Quant à l’initiative populaire instituée par l’article 88 du projet de révision, il est difficile d’y voir autre chose qu’une vaine affectation de démocratie sans aucune utilité pratique. Lorsque 50,000 citoyens ou cinq cantons réclament l’abrogation ou la modification d’une loi fédérale ou d’un arrêté fédéral, ou qu’ils demandent « qu’une nouvelle loi ou un nouvel arrêté soit rendu sur un sujet déterminé, » les deux conseils seraient obligés d’en délibérer, et, faute par eux d’accéder à cette demande, ils devraient la soumettre à la ratification du peuple, qui prononcerait alors souverainement. Tout ce pesant appareil de pétitionnemens et de votations populaires est bien superflu, car, lorsque l’opinion publique réclame une réforme ou une mesure nouvelle, ce n’est pas dans un pays libre comme la Suisse qu’elle manque de moyens de se produire.

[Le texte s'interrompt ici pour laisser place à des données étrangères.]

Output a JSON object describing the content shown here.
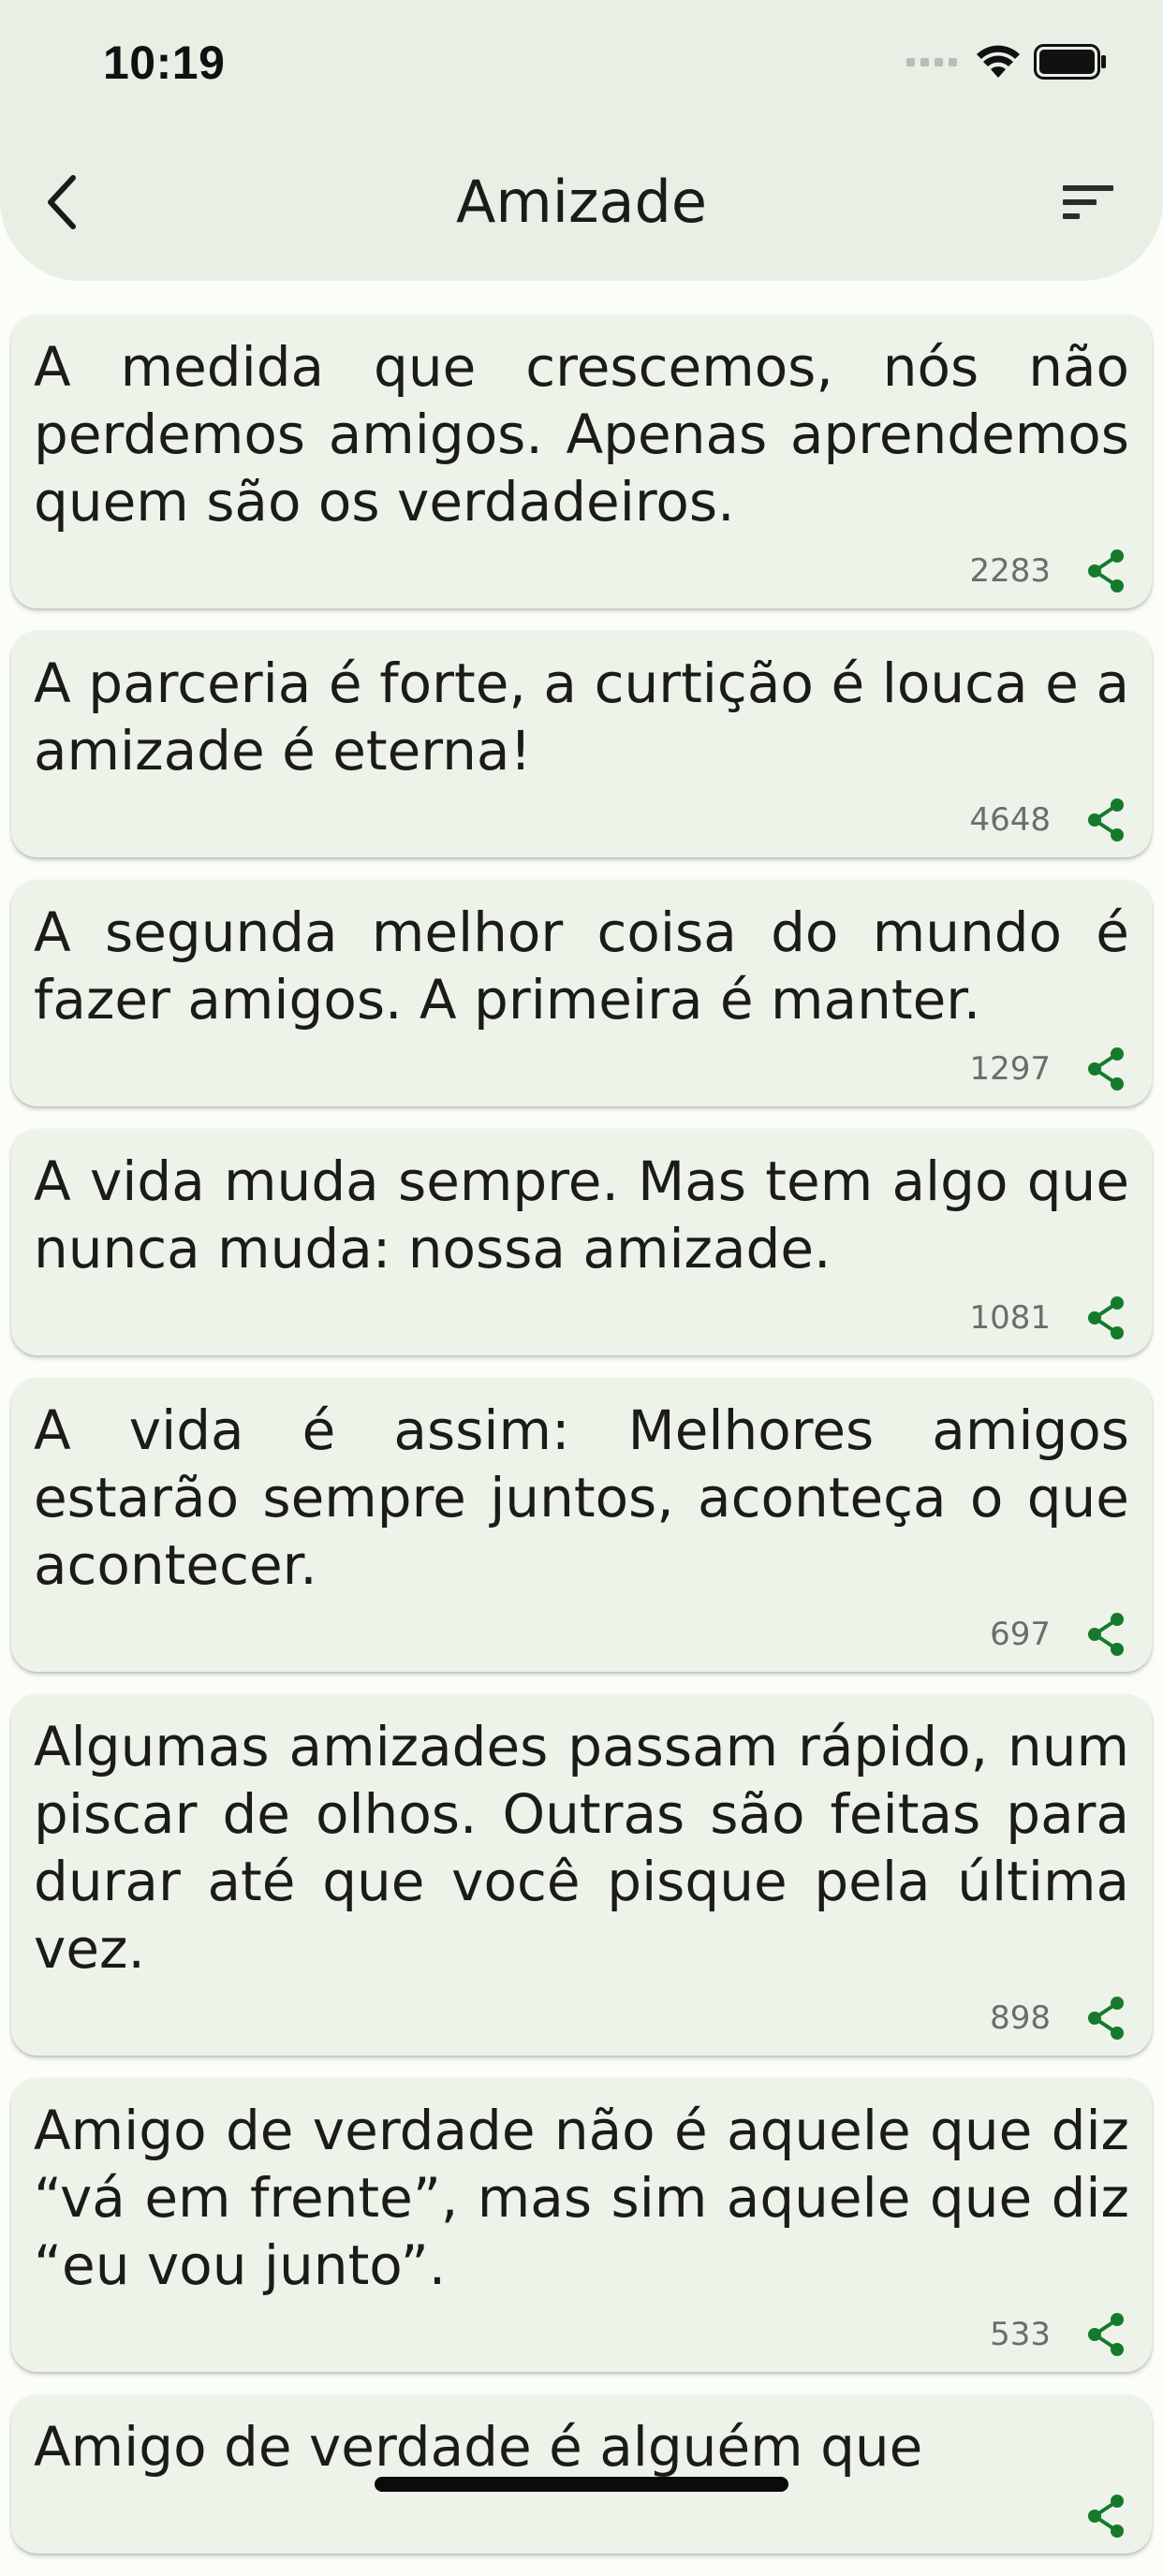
{
  "status_bar": {
    "time": "10:19"
  },
  "header": {
    "title": "Amizade"
  },
  "colors": {
    "accent": "#157a2c",
    "header_bg": "#e8efe4",
    "card_bg": "#eef3ea"
  },
  "icons": {
    "back": "chevron-left-icon",
    "sort": "sort-icon",
    "share": "share-icon"
  },
  "quotes": [
    {
      "text": "A medida que crescemos, nós não perdemos amigos. Apenas aprendemos quem são os verdadeiros.",
      "count": "2283"
    },
    {
      "text": "A parceria é forte, a curtição é louca e a amizade é eterna!",
      "count": "4648"
    },
    {
      "text": "A segunda melhor coisa do mundo é fazer amigos. A primeira é manter.",
      "count": "1297"
    },
    {
      "text": "A vida muda sempre. Mas tem algo que nunca muda: nossa amizade.",
      "count": "1081"
    },
    {
      "text": "A vida é assim: Melhores amigos estarão sempre juntos, aconteça o que acontecer.",
      "count": "697"
    },
    {
      "text": "Algumas amizades passam rápido, num piscar de olhos. Outras são feitas para durar até que você pisque pela última vez.",
      "count": "898"
    },
    {
      "text": "Amigo de verdade não é aquele que diz “vá em frente”, mas sim aquele que diz “eu vou junto”.",
      "count": "533"
    },
    {
      "text": "Amigo de verdade é alguém que",
      "count": ""
    }
  ]
}
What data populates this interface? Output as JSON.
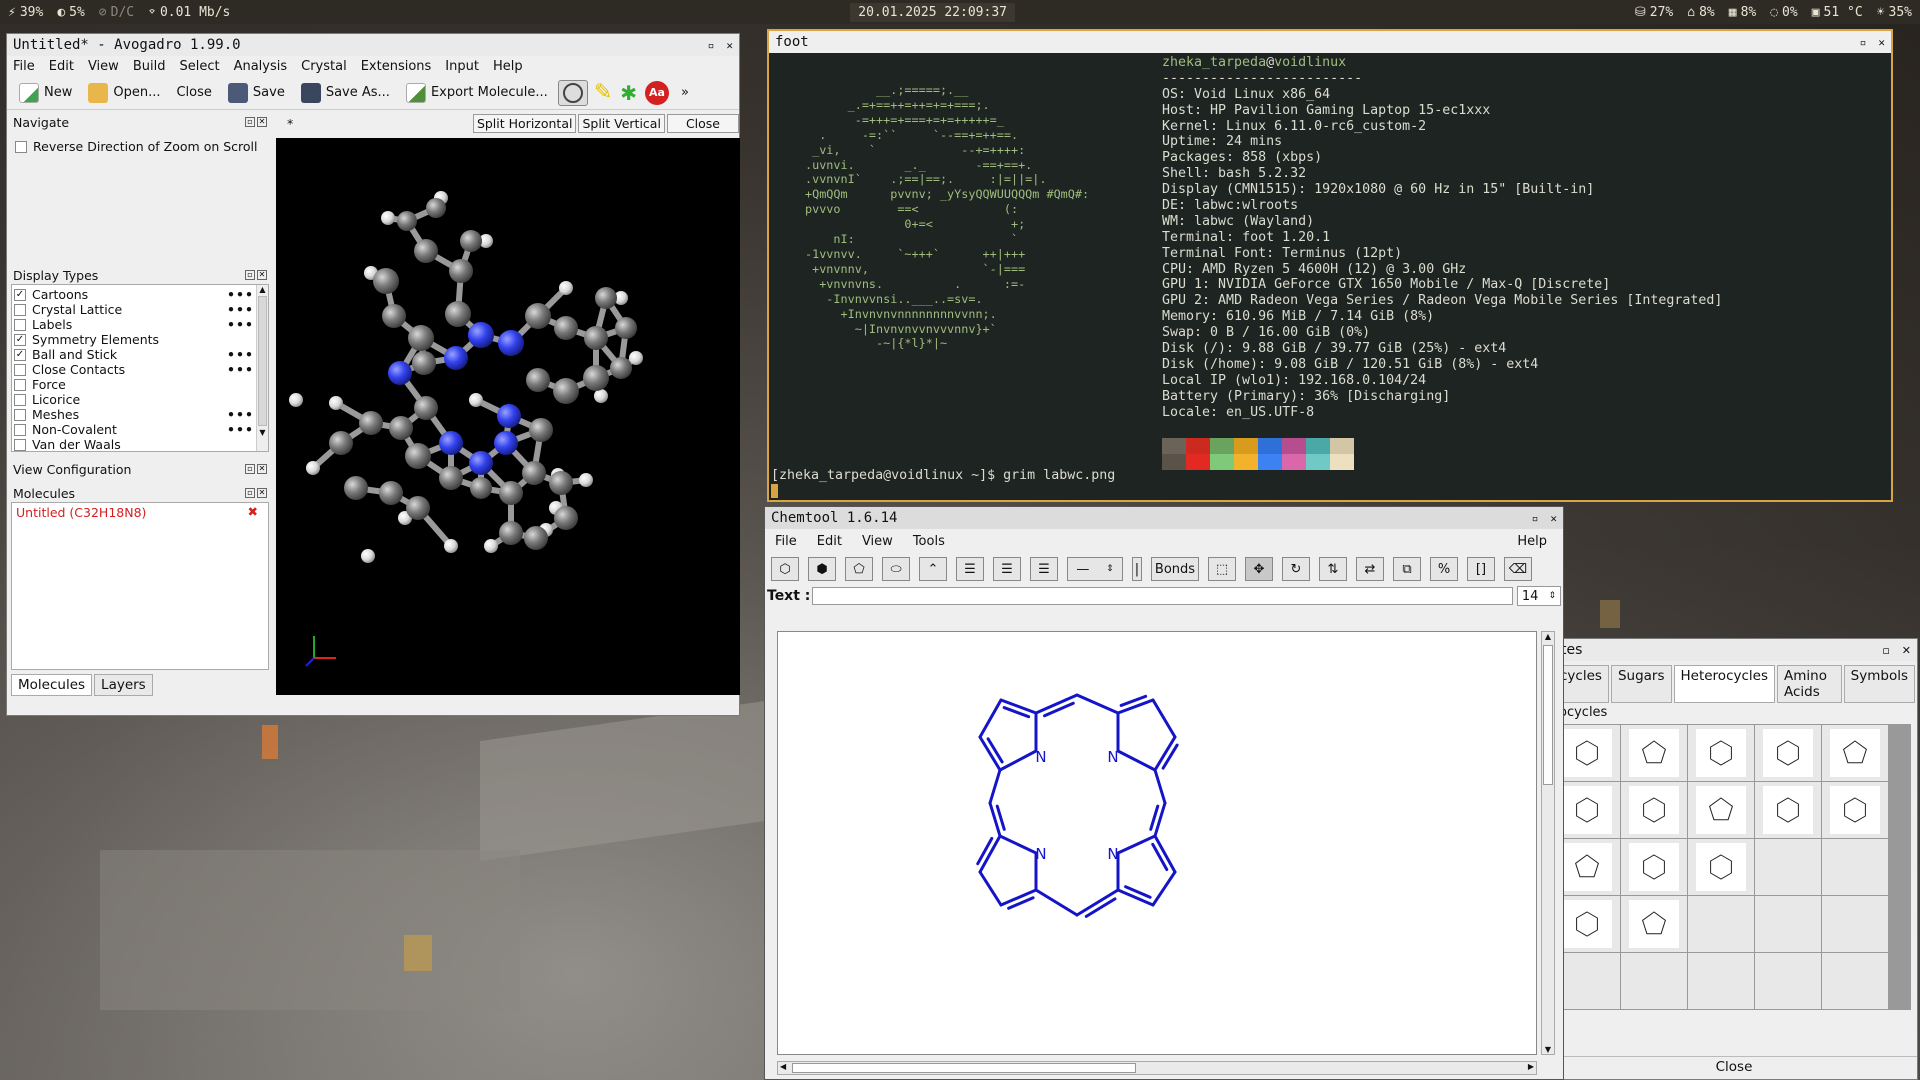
{
  "statusbar": {
    "left": [
      {
        "icon": "cpu-icon",
        "text": "39%"
      },
      {
        "icon": "mem-icon",
        "text": "5%"
      },
      {
        "icon": "battery-icon",
        "text": "D/C"
      },
      {
        "icon": "wifi-icon",
        "text": "0.01 Mb/s"
      }
    ],
    "clock": "20.01.2025 22:09:37",
    "right": [
      {
        "icon": "disk-icon",
        "text": "27%"
      },
      {
        "icon": "home-disk-icon",
        "text": "8%"
      },
      {
        "icon": "cpu-load-icon",
        "text": "8%"
      },
      {
        "icon": "temp-icon",
        "text": "0%"
      },
      {
        "icon": "gpu-icon",
        "text": "51 °C"
      },
      {
        "icon": "brightness-icon",
        "text": "35%"
      }
    ]
  },
  "avogadro": {
    "title": "Untitled* - Avogadro 1.99.0",
    "menu": [
      "File",
      "Edit",
      "View",
      "Build",
      "Select",
      "Analysis",
      "Crystal",
      "Extensions",
      "Input",
      "Help"
    ],
    "toolbar": {
      "new": "New",
      "open": "Open...",
      "close": "Close",
      "save": "Save",
      "save_as": "Save As...",
      "export": "Export Molecule...",
      "more": "»"
    },
    "navigate": {
      "title": "Navigate",
      "option": "Reverse Direction of Zoom on Scroll"
    },
    "display_types": {
      "title": "Display Types",
      "items": [
        {
          "label": "Cartoons",
          "checked": true,
          "dots": true
        },
        {
          "label": "Crystal Lattice",
          "checked": false,
          "dots": true
        },
        {
          "label": "Labels",
          "checked": false,
          "dots": true
        },
        {
          "label": "Symmetry Elements",
          "checked": true,
          "dots": false
        },
        {
          "label": "Ball and Stick",
          "checked": true,
          "dots": true
        },
        {
          "label": "Close Contacts",
          "checked": false,
          "dots": true
        },
        {
          "label": "Force",
          "checked": false,
          "dots": false
        },
        {
          "label": "Licorice",
          "checked": false,
          "dots": false
        },
        {
          "label": "Meshes",
          "checked": false,
          "dots": true
        },
        {
          "label": "Non-Covalent",
          "checked": false,
          "dots": true
        },
        {
          "label": "Van der Waals",
          "checked": false,
          "dots": false
        }
      ]
    },
    "view_config": "View Configuration",
    "molecules": {
      "title": "Molecules",
      "item": "Untitled (C32H18N8)"
    },
    "tabs": [
      "Molecules",
      "Layers"
    ],
    "view": {
      "tab": "*",
      "split_h": "Split Horizontal",
      "split_v": "Split Vertical",
      "close": "Close"
    }
  },
  "foot": {
    "title": "foot",
    "user": "zheka_tarpeda",
    "at": "@",
    "host": "voidlinux",
    "separator": "-------------------------",
    "info": [
      [
        "OS:",
        " Void Linux x86_64"
      ],
      [
        "Host:",
        " HP Pavilion Gaming Laptop 15-ec1xxx"
      ],
      [
        "Kernel:",
        " Linux 6.11.0-rc6_custom-2"
      ],
      [
        "Uptime:",
        " 24 mins"
      ],
      [
        "Packages:",
        " 858 (xbps)"
      ],
      [
        "Shell:",
        " bash 5.2.32"
      ],
      [
        "Display (CMN1515):",
        " 1920x1080 @ 60 Hz in 15\" [Built-in]"
      ],
      [
        "DE:",
        " labwc:wlroots"
      ],
      [
        "WM:",
        " labwc (Wayland)"
      ],
      [
        "Terminal:",
        " foot 1.20.1"
      ],
      [
        "Terminal Font:",
        " Terminus (12pt)"
      ],
      [
        "CPU:",
        " AMD Ryzen 5 4600H (12) @ 3.00 GHz"
      ],
      [
        "GPU 1:",
        " NVIDIA GeForce GTX 1650 Mobile / Max-Q [Discrete]"
      ],
      [
        "GPU 2:",
        " AMD Radeon Vega Series / Radeon Vega Mobile Series [Integrated]"
      ],
      [
        "Memory:",
        " 610.96 MiB / 7.14 GiB (8%)"
      ],
      [
        "Swap:",
        " 0 B / 16.00 GiB (0%)"
      ],
      [
        "Disk (/):",
        " 9.88 GiB / 39.77 GiB (25%) - ext4"
      ],
      [
        "Disk (/home):",
        " 9.08 GiB / 120.51 GiB (8%) - ext4"
      ],
      [
        "Local IP (wlo1):",
        " 192.168.0.104/24"
      ],
      [
        "Battery (Primary):",
        " 36% [Discharging]"
      ],
      [
        "Locale:",
        " en_US.UTF-8"
      ]
    ],
    "logo": [
      "          __.;=====;.__",
      "      _.=+==++=++=+=+===;.",
      "       -=+++=+===+=+=+++++=_",
      "  .     -=:``     `--==+=++==.",
      " _vi,    `            --+=++++:",
      ".uvnvi.       _._       -==+==+.",
      ".vvnvnI`    .;==|==;.     :|=||=|.",
      "+QmQQm      pvvnv; _yYsyQQWUUQQQm #QmQ#:",
      "pvvvo        ==<            (:",
      "              0+=<           +;",
      "    nI:                      `",
      "-1vvnvv.     `~+++`      ++|+++",
      " +vnvnnv,                `-|===",
      "  +vnvnvns.          .      :=-",
      "   -Invnvvnsi..___..=sv=.",
      "     +Invnvnvnnnnnnnnvvnn;.",
      "       ~|Invnvnvvnvvvnnv}+`",
      "          -~|{*l}*|~"
    ],
    "palette": [
      "#6b6258",
      "#cc2a1e",
      "#6aa35d",
      "#d89b1c",
      "#2f6fd8",
      "#b54d8f",
      "#4aa8a6",
      "#d3c6a6",
      "#5b5249",
      "#e32a22",
      "#7fc97a",
      "#f3b22b",
      "#3d82f3",
      "#d967a9",
      "#6fc9c5",
      "#ece0c0"
    ],
    "prompt": "[zheka_tarpeda@voidlinux ~]$ grim labwc.png"
  },
  "chemtool": {
    "title": "Chemtool 1.6.14",
    "menu": [
      "File",
      "Edit",
      "View",
      "Tools"
    ],
    "help": "Help",
    "bonds_btn": "Bonds",
    "text_label": "Text :",
    "text_value": "",
    "font_size": "14",
    "atom_label": "N"
  },
  "templates": {
    "title": "tes",
    "tabs": [
      "cycles",
      "Sugars",
      "Heterocycles",
      "Amino Acids",
      "Symbols"
    ],
    "active_tab": "Heterocycles",
    "sublabel": "ocycles",
    "close": "Close"
  }
}
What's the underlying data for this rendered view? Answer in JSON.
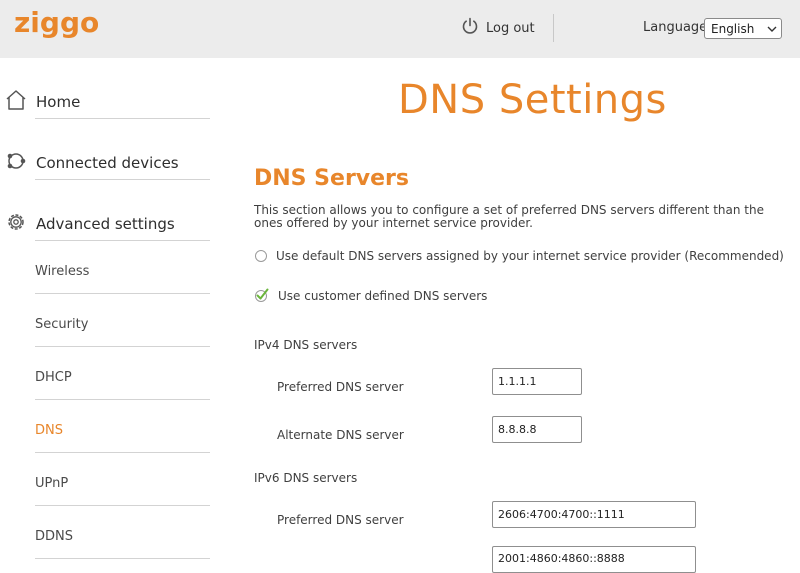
{
  "header": {
    "brand": "ziggo",
    "logout_label": "Log out",
    "language_label": "Language",
    "language_value": "English"
  },
  "sidebar": {
    "main_items": [
      {
        "label": "Home",
        "icon": "home-icon"
      },
      {
        "label": "Connected devices",
        "icon": "devices-icon"
      },
      {
        "label": "Advanced settings",
        "icon": "gear-icon"
      }
    ],
    "sub_items": [
      {
        "label": "Wireless"
      },
      {
        "label": "Security"
      },
      {
        "label": "DHCP"
      },
      {
        "label": "DNS",
        "active": true
      },
      {
        "label": "UPnP"
      },
      {
        "label": "DDNS"
      }
    ]
  },
  "main": {
    "title": "DNS Settings",
    "section_title": "DNS Servers",
    "section_description": "This section allows you to configure a set of preferred DNS servers different than the ones offered by your internet service provider.",
    "options": [
      {
        "label": "Use default DNS servers assigned by your internet service provider (Recommended)",
        "selected": false
      },
      {
        "label": "Use customer defined DNS servers",
        "selected": true
      }
    ],
    "ipv4": {
      "label": "IPv4 DNS servers",
      "preferred_label": "Preferred DNS server",
      "preferred_value": "1.1.1.1",
      "alternate_label": "Alternate DNS server",
      "alternate_value": "8.8.8.8"
    },
    "ipv6": {
      "label": "IPv6 DNS servers",
      "preferred_label": "Preferred DNS server",
      "preferred_value": "2606:4700:4700::1111",
      "alternate_value": "2001:4860:4860::8888"
    }
  },
  "colors": {
    "accent": "#e8862b",
    "header_bg": "#ececec",
    "check": "#6bb63c"
  }
}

On ne fera jamais croire à personne que, dans des conseils électifs aussi fréquemment renouvelés que ceux qui siègent à Berne, il ne se trouve pas une seule voix pour s’en faire l’organe. 50,000 citoyens ne forment d’ailleurs qu’une infime minorité de la nation, un dixième à peine du corps électoral. Qu’arriverait-il si par malheur 50,000 citoyens venaient à pétitionner dans un sens et 50,000 dans un autre ? Ou bien le droit d’initiative restera sans emploi dans l’arsenal de la constitution, ou bien, si jamais un parti essaie de s’en armer, il deviendra une cause d’agitation stérile et un instrument de révolution.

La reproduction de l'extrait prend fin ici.